Speaking on a panel for the Paley Center for Media on LGBT+ achievements in television, Cox described her life before she was cast as trans inmate Sophia Bursest in Orange Is the New Black.
She said: “I was in rent arrears on my apartment, I had rolled back rent and I was in all kinds of debt and I was going to give up acting actually, a few months before I booked Orange.”
At the time she was “studying for the GRE” and hoping to go to grad school but the role, she said, changed her life.
Cox continued: “Then the audition for Orange happened and I didn’t go to grad school – Orange turned out to be my grad school. It changed everything.”
Up until she was cast on the show, Cox had been cast in multiple minor roles but was starting to believe her career as a trans actor was never going to take off.
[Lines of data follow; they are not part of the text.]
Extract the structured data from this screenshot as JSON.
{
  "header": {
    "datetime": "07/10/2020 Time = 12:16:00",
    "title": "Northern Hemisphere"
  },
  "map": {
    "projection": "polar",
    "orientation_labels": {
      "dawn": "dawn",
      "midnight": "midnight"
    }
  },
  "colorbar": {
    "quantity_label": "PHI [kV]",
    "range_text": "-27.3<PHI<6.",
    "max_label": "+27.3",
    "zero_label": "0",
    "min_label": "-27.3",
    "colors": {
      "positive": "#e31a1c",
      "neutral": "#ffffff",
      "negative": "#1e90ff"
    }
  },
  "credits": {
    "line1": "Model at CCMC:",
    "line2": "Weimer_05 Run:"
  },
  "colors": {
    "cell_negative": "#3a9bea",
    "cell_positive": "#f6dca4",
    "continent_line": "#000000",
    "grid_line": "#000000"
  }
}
She said: “When you’re in acting school and you’re training, and you get, you know, five lines on Law & Order or you’re playing ‘sex worker No 6’ on an HBO show – I played a sex worker seven different times – finally I had this storyline that was multidimensional with this character that was complicated and beautifully flawed and it was just exciting to be doing the work.”
Laverne Cox was the first-ever trans person to be nominated for a primetime Emmy award
Laverne Cox was thrust into the spotlight after appearing on Orange is the New Black, and became the first-ever trans person to be nominated for a primetime Emmy award, and even the first trans person to be featured on the cover of TIME magazine.
“I have the career now that I’ve always dreamed of,” she said.
Her platform has allowed her raise awareness of trans rights and discrimination across the world, and last year she executive produced the multi-award-winning documentary Disclosure: Trans Lives on Screen.